On 29.10.2024 11.16, Mathias Nyman wrote:
On 29.10.2024 10.28, Michał Pecio wrote:
By the way, I think this race is already possible today, without my
patches. There is no testing for SET_DEQ_PENDING in xhci_urb_dequeue()
and no testing in handle_cmd_stop_ep(). If this happens in the middle
of a Set TR Deq chain on a streams endpoint, nothing seems to stop the
Stop EP handler from attempting invalidation under SET_DEQ_PENDING.
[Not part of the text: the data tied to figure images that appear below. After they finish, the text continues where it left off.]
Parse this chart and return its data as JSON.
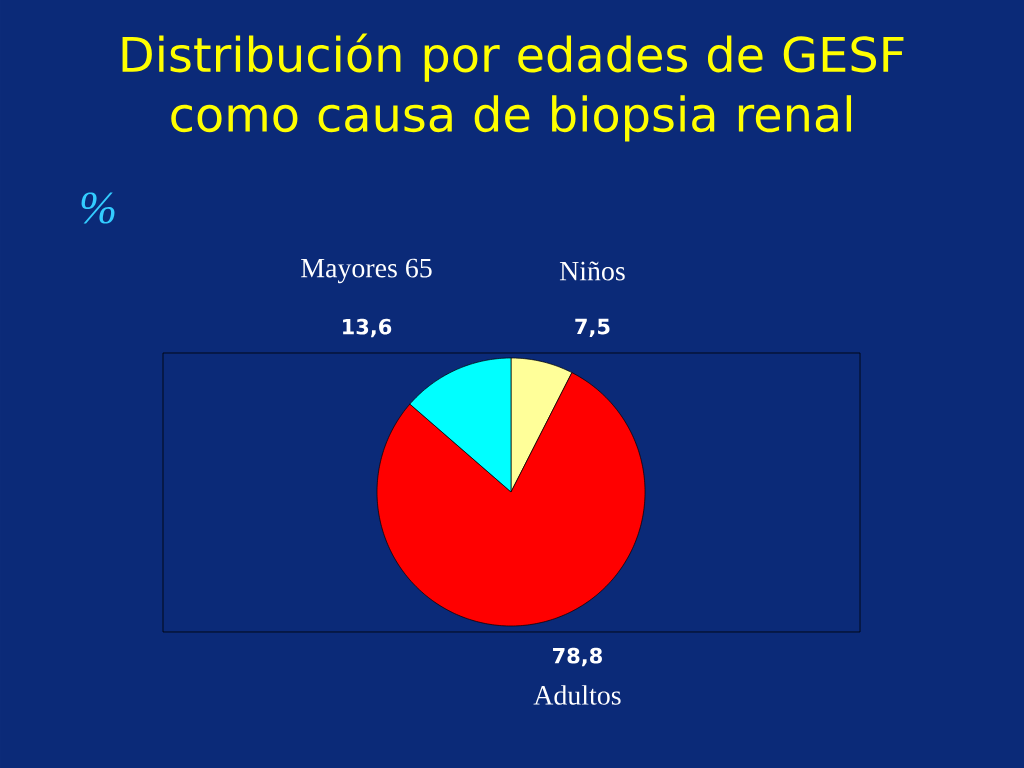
{
  "chart_data": {
    "type": "pie",
    "title": "Distribución por edades de GESF como causa de biopsia renal",
    "annotations": [
      "%"
    ],
    "categories": [
      "Niños",
      "Adultos",
      "Mayores 65"
    ],
    "values": [
      7.5,
      78.8,
      13.6
    ],
    "value_labels": [
      "7,5",
      "78,8",
      "13,6"
    ],
    "colors": [
      "#ffff99",
      "#ff0000",
      "#00ffff"
    ]
  }
}
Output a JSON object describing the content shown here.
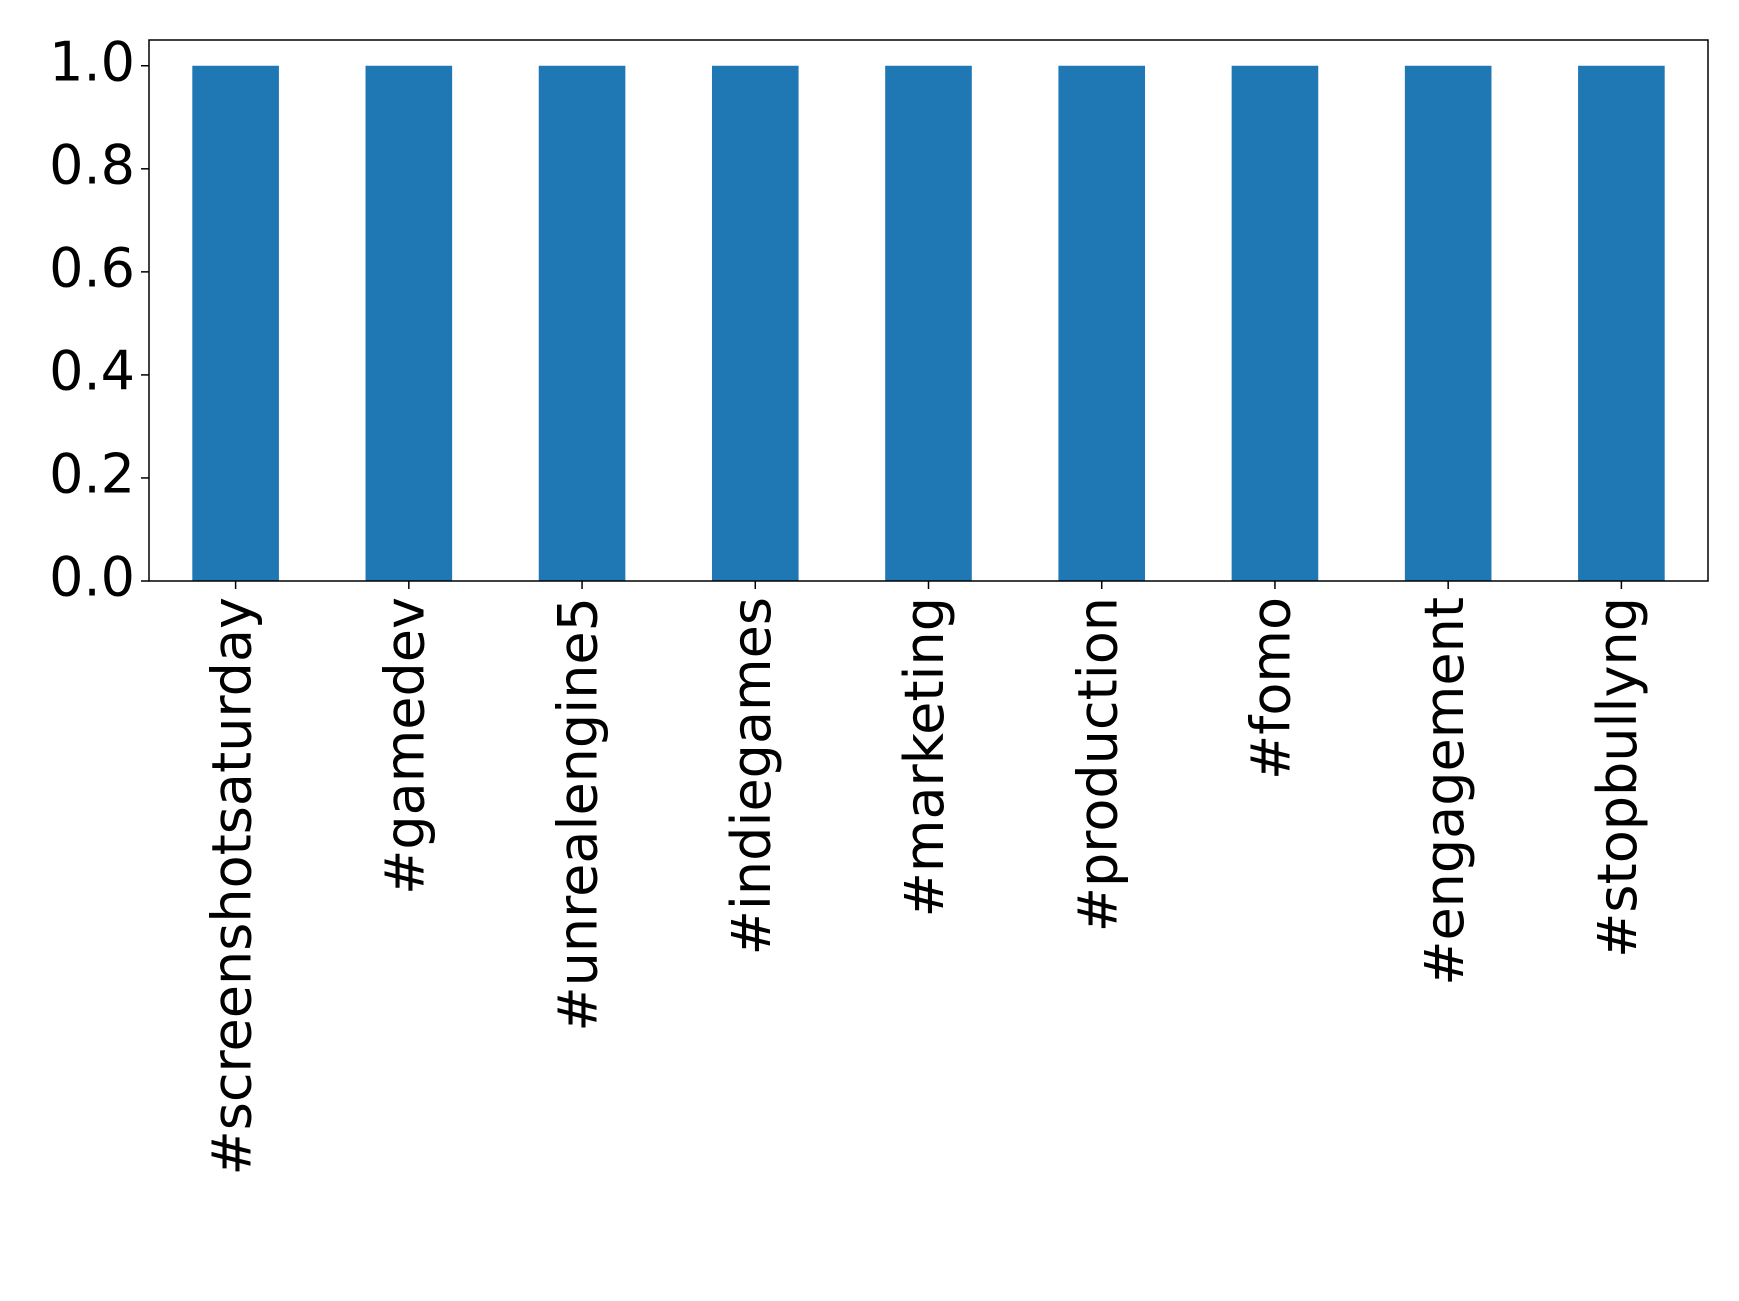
{
  "chart_data": {
    "type": "bar",
    "categories": [
      "#screenshotsaturday",
      "#gamedev",
      "#unrealengine5",
      "#indiegames",
      "#marketing",
      "#production",
      "#fomo",
      "#engagement",
      "#stopbullyng"
    ],
    "values": [
      1,
      1,
      1,
      1,
      1,
      1,
      1,
      1,
      1
    ],
    "color": "#1f77b4",
    "ylim": [
      0,
      1.05
    ],
    "yticks": [
      {
        "value": 0,
        "label": "0.0"
      },
      0.2,
      0.4,
      0.6,
      0.8,
      {
        "value": 1,
        "label": "1.0"
      }
    ],
    "grid": false
  }
}
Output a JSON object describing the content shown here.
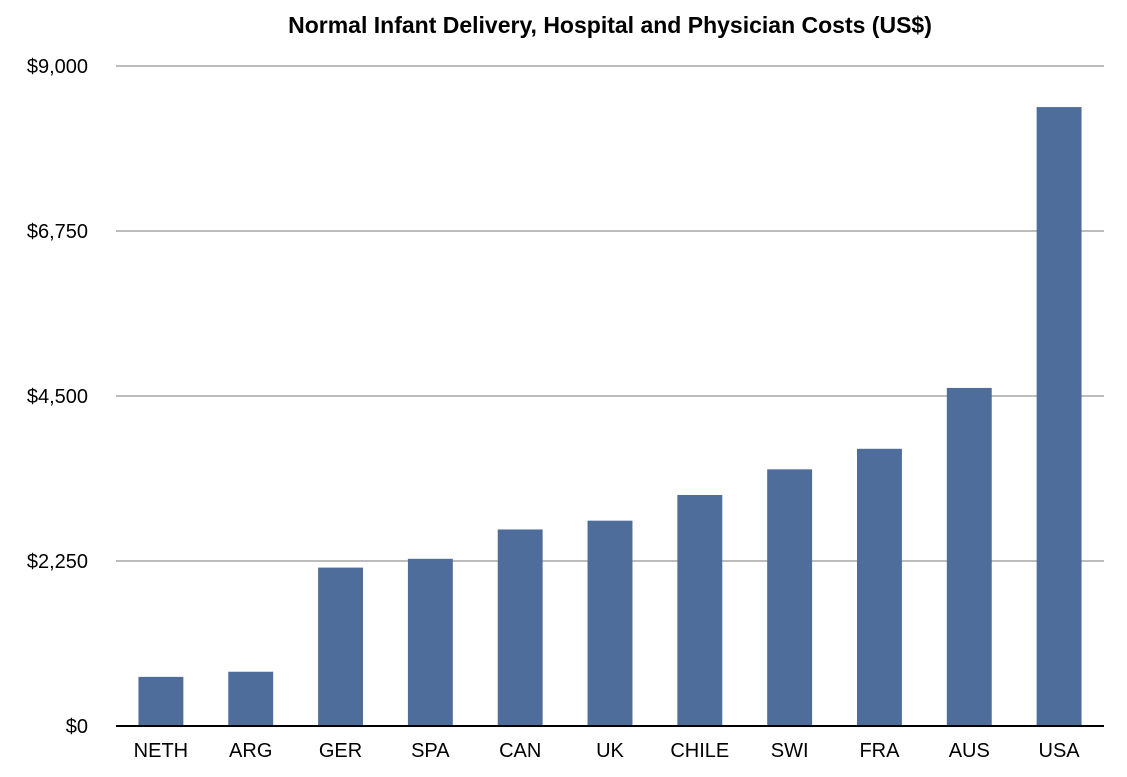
{
  "chart_data": {
    "type": "bar",
    "title": "Normal Infant Delivery, Hospital and Physician Costs (US$)",
    "xlabel": "",
    "ylabel": "",
    "categories": [
      "NETH",
      "ARG",
      "GER",
      "SPA",
      "CAN",
      "UK",
      "CHILE",
      "SWI",
      "FRA",
      "AUS",
      "USA"
    ],
    "values": [
      670,
      740,
      2160,
      2280,
      2680,
      2800,
      3150,
      3500,
      3780,
      4610,
      8440
    ],
    "ylim": [
      0,
      9000
    ],
    "yticks": [
      0,
      2250,
      4500,
      6750,
      9000
    ],
    "ytick_labels": [
      "$0",
      "$2,250",
      "$4,500",
      "$6,750",
      "$9,000"
    ],
    "grid": true,
    "bar_color": "#4e6d9b",
    "grid_color": "#a6a6a6"
  }
}
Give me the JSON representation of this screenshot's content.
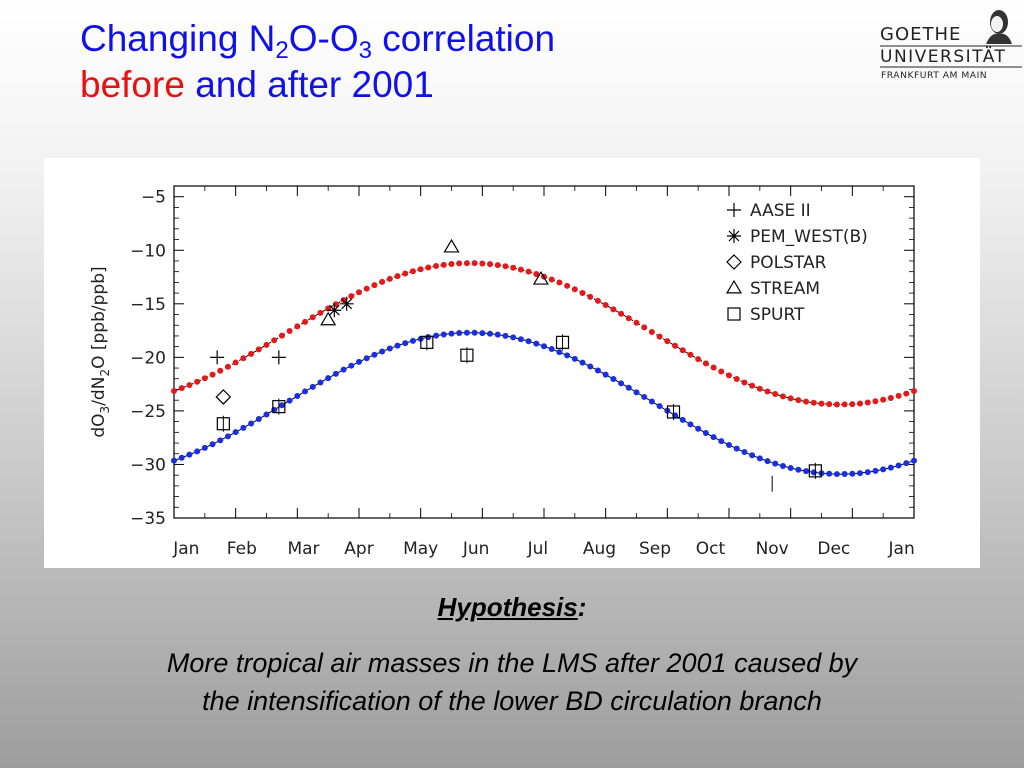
{
  "slide": {
    "title": {
      "line1_part1": "Changing N",
      "line1_sub1": "2",
      "line1_part2": "O-O",
      "line1_sub2": "3",
      "line1_part3": " correlation",
      "line2_before": "before",
      "line2_rest": " and after 2001"
    },
    "logo": {
      "line1": "GOETHE",
      "line2": "UNIVERSITÄT",
      "line3": "FRANKFURT AM MAIN"
    },
    "hypothesis": {
      "heading": "Hypothesis",
      "colon": ":",
      "text_line1": "More tropical air masses in the LMS after 2001 caused by",
      "text_line2": "the intensification of the lower BD circulation branch"
    }
  },
  "colors": {
    "title_blue": "#1010e8",
    "title_red": "#e81010",
    "curve_red": "#e31a1a",
    "curve_blue": "#1a2ee3"
  },
  "chart_data": {
    "type": "scatter",
    "xlabel": "",
    "ylabel": "dO3/dN2O [ppb/ppb]",
    "ylabel_parts": {
      "a": "dO",
      "sub1": "3",
      "b": "/dN",
      "sub2": "2",
      "c": "O  [ppb/ppb]"
    },
    "xlim": [
      0,
      12
    ],
    "ylim": [
      -35,
      -4
    ],
    "yticks": [
      -5,
      -10,
      -15,
      -20,
      -25,
      -30,
      -35
    ],
    "ytick_labels": [
      "−5",
      "−10",
      "−15",
      "−20",
      "−25",
      "−30",
      "−35"
    ],
    "month_labels": [
      "Jan",
      "Feb",
      "Mar",
      "Apr",
      "May",
      "Jun",
      "Jul",
      "Aug",
      "Sep",
      "Oct",
      "Nov",
      "Dec",
      "Jan"
    ],
    "month_positions": [
      0.2,
      1.1,
      2.1,
      3.0,
      4.0,
      4.9,
      5.9,
      6.9,
      7.8,
      8.7,
      9.7,
      10.7,
      11.8
    ],
    "legend_position": "top-right",
    "fit_curves": [
      {
        "name": "",
        "color": "#e31a1a",
        "mean": -17.8,
        "amplitude": 6.6,
        "peak_month": 4.8,
        "period": 12
      },
      {
        "name": "",
        "color": "#1a2ee3",
        "mean": -24.3,
        "amplitude": 6.6,
        "peak_month": 4.8,
        "period": 12
      }
    ],
    "series": [
      {
        "name": "AASE II",
        "marker": "plus",
        "points": [
          [
            0.7,
            -20.0
          ],
          [
            1.7,
            -20.0
          ]
        ]
      },
      {
        "name": "PEM_WEST(B)",
        "marker": "asterisk",
        "points": [
          [
            2.6,
            -15.6
          ],
          [
            2.8,
            -15.0
          ]
        ]
      },
      {
        "name": "POLSTAR",
        "marker": "diamond",
        "points": [
          [
            0.8,
            -23.7
          ]
        ]
      },
      {
        "name": "STREAM",
        "marker": "triangle",
        "points": [
          [
            2.5,
            -16.5
          ],
          [
            4.5,
            -9.7
          ],
          [
            5.95,
            -12.7
          ]
        ]
      },
      {
        "name": "SPURT",
        "marker": "square",
        "points": [
          [
            0.8,
            -26.2
          ],
          [
            1.7,
            -24.6
          ],
          [
            4.1,
            -18.6
          ],
          [
            4.75,
            -19.8
          ],
          [
            6.3,
            -18.6
          ],
          [
            8.1,
            -25.1
          ],
          [
            10.4,
            -30.6
          ]
        ]
      },
      {
        "name": "",
        "marker": "errorbar",
        "points": [
          [
            0.8,
            -26.2
          ],
          [
            1.7,
            -24.6
          ],
          [
            4.1,
            -18.6
          ],
          [
            4.75,
            -19.8
          ],
          [
            6.3,
            -18.6
          ],
          [
            8.1,
            -25.1
          ],
          [
            9.7,
            -31.8
          ],
          [
            10.4,
            -30.6
          ]
        ]
      }
    ]
  }
}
Maybe invalidate_cancelled_tds() should bail out if SET_DEQ_PENDING
and later Set Deq completion handler should unconditionally call the
invalidate/giveback combo before it exits.
I think you are on to something.
If we add invalidate/givaback to Set TR deq completion handler, allowing
it to possible queue new Set TR Deq commands, then we can bail out in
xhci_urb_dequeue() if SET_DEQ_PENDING is set.
xhci_urb_dequeue() would not queue a extra stop endpoint command, only
set td->cancel_status to TD_DIRTY dirty, and Set TR Deq handler would
not ring the doorbell unnecessary.
Sounds like a plan to ne.
I wrote a testseries for this.
1st patch avoids stopping endpoint in urb cancel if Set TR Deq is pending
2nd patch handles Set TR Deq command ctx error due to running ep.
3rd patch tracks doorbell ring with a flag. It's for now only used to prevent
infinite stop ep retries. Flag is not properly cleared in other cases.
Series can be found in my tree in a fix_stop_ep_race branch:
https://git.kernel.org/pub/scm/linux/kernel/git/mnyman/xhci.git/log/?h=fix_stop_ep_race
git://git.kernel.org/pub/scm/linux/kernel/git/mnyman/xhci.git fix_stop_ep_race branch
Do these help in your NEC host case?
I'll see if I can set up some system to trigger this myself
Thanks
Mathias